Bonus points: the ability to easily flop the switch the other way, and re-start only the filtered tours (e.g. I decided I finished doing all my global feedback loops and I want those non-motorized trips back now)
@stefancoe - add reading skim data from disk on-demand as opposed to reading every skim into RAM at the start as a way to trade runtime for RAM. @toliwaga implemented an undocumented version of this during the TVPB caching research and it runs slower but uses a lot less RAM. We may want to complete this feature for general use.
Some more ideas from discussions with SANDAG:
- Move from strings to factors
- Exponentiate ahead of time TAP to TAP utilities, along with pre-computing access/egress costs
- Smarter binary search / picking of an alternative from a large choice set (such as for location choice)

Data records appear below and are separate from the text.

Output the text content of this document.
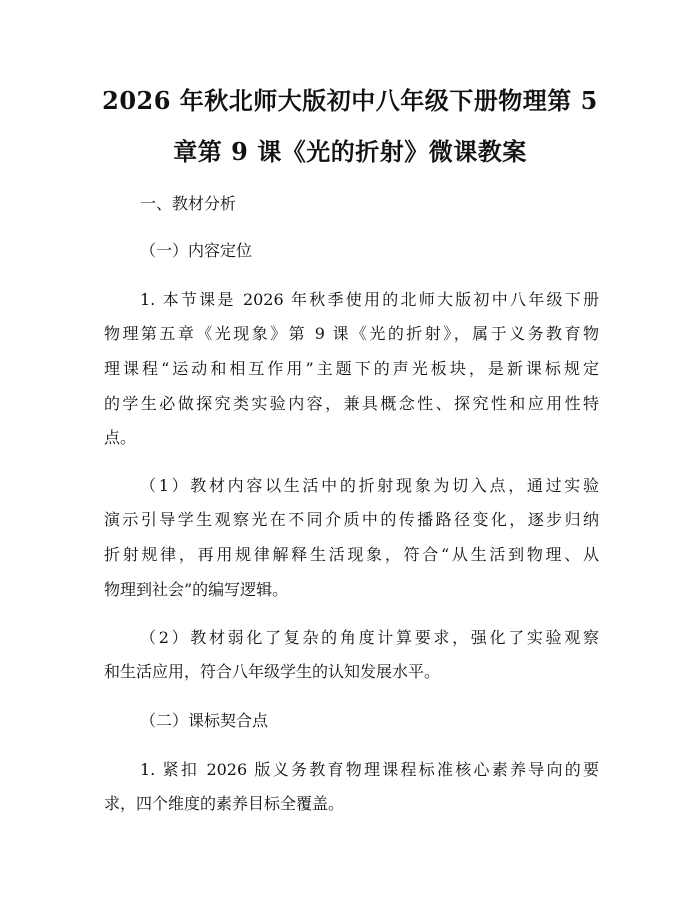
2026 年秋北师大版初中八年级下册物理第 5
章第 9 课《光的折射》微课教案
一、教材分析
（一）内容定位
1. 本节课是 2026 年秋季使用的北师大版初中八年级下册
物理第五章《光现象》第 9 课《光的折射》，属于义务教育物
理课程“运动和相互作用”主题下的声光板块，是新课标规定
的学生必做探究类实验内容，兼具概念性、探究性和应用性特
点。
（1）教材内容以生活中的折射现象为切入点，通过实验
演示引导学生观察光在不同介质中的传播路径变化，逐步归纳
折射规律，再用规律解释生活现象，符合“从生活到物理、从
物理到社会”的编写逻辑。
（2）教材弱化了复杂的角度计算要求，强化了实验观察
和生活应用，符合八年级学生的认知发展水平。
（二）课标契合点
1. 紧扣 2026 版义务教育物理课程标准核心素养导向的要
求，四个维度的素养目标全覆盖。
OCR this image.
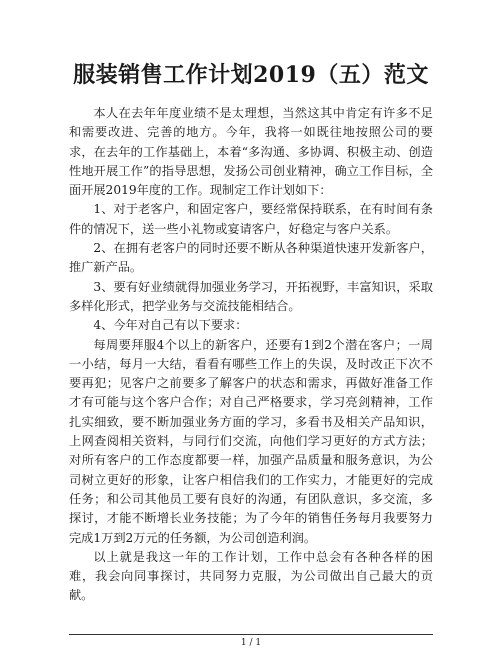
服装销售工作计划2019（五）范文

本人在去年年度业绩不是太理想，当然这其中肯定有许多不足和需要改进、完善的地方。今年，我将一如既往地按照公司的要求，在去年的工作基础上，本着“多沟通、多协调、积极主动、创造性地开展工作”的指导思想，发扬公司创业精神，确立工作目标，全面开展2019年度的工作。现制定工作计划如下：

1、对于老客户，和固定客户，要经常保持联系，在有时间有条件的情况下，送一些小礼物或宴请客户，好稳定与客户关系。

2、在拥有老客户的同时还要不断从各种渠道快速开发新客户，推广新产品。

3、要有好业绩就得加强业务学习，开拓视野，丰富知识，采取多样化形式，把学业务与交流技能相结合。

4、今年对自己有以下要求：

每周要拜服4个以上的新客户，还要有1到2个潜在客户；一周一小结，每月一大结，看看有哪些工作上的失误，及时改正下次不要再犯；见客户之前要多了解客户的状态和需求，再做好准备工作才有可能与这个客户合作；对自己严格要求，学习亮剑精神，工作扎实细致，要不断加强业务方面的学习，多看书及相关产品知识，上网查阅相关资料，与同行们交流，向他们学习更好的方式方法；对所有客户的工作态度都要一样，加强产品质量和服务意识，为公司树立更好的形象，让客户相信我们的工作实力，才能更好的完成任务；和公司其他员工要有良好的沟通，有团队意识，多交流，多探讨，才能不断增长业务技能；为了今年的销售任务每月我要努力完成1万到2万元的任务额，为公司创造利润。

以上就是我这一年的工作计划，工作中总会有各种各样的困难，我会向同事探讨，共同努力克服，为公司做出自己最大的贡献。

1 / 1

- Make trip destination (i.e. intermediate stop location choice) aware of the tour mode so: o For bike, walk, transit to reduce the set of possible mazs ahead of time o For auto, to pre-compute TAZ to TAZ total utilities to avoid duplication of calculations
- Smarter chunking calculations to get more throughput #406
- Continued expression review/tidying up to reduce redundancy of calculations (i.e. optimization of written expressions)
- Buy a bigger / faster server and test ahead of time in the cloud what’s possible with respect to runtime reductions
Some good ideas here to increase pandas performance. The Pandas eval function looks interesting. Could it replace/substitute python eval in some cases?
Could it replace/substitute python eval in some cases?
Not that we couldn't do it more, but we're already using pandas.eval in several places, for example:
- https://github.com/ActivitySim/activitysim/blob/bcdc7b63d4ff7bc2703810e226090c75c380bda4/activitysim/core/interaction_simulate.py#L146
- https://github.com/ActivitySim/activitysim/blob/bcdc7b63d4ff7bc2703810e226090c75c380bda4/activitysim/core/simulate.py#L443
Oh good to know-Thanks for pointing that out!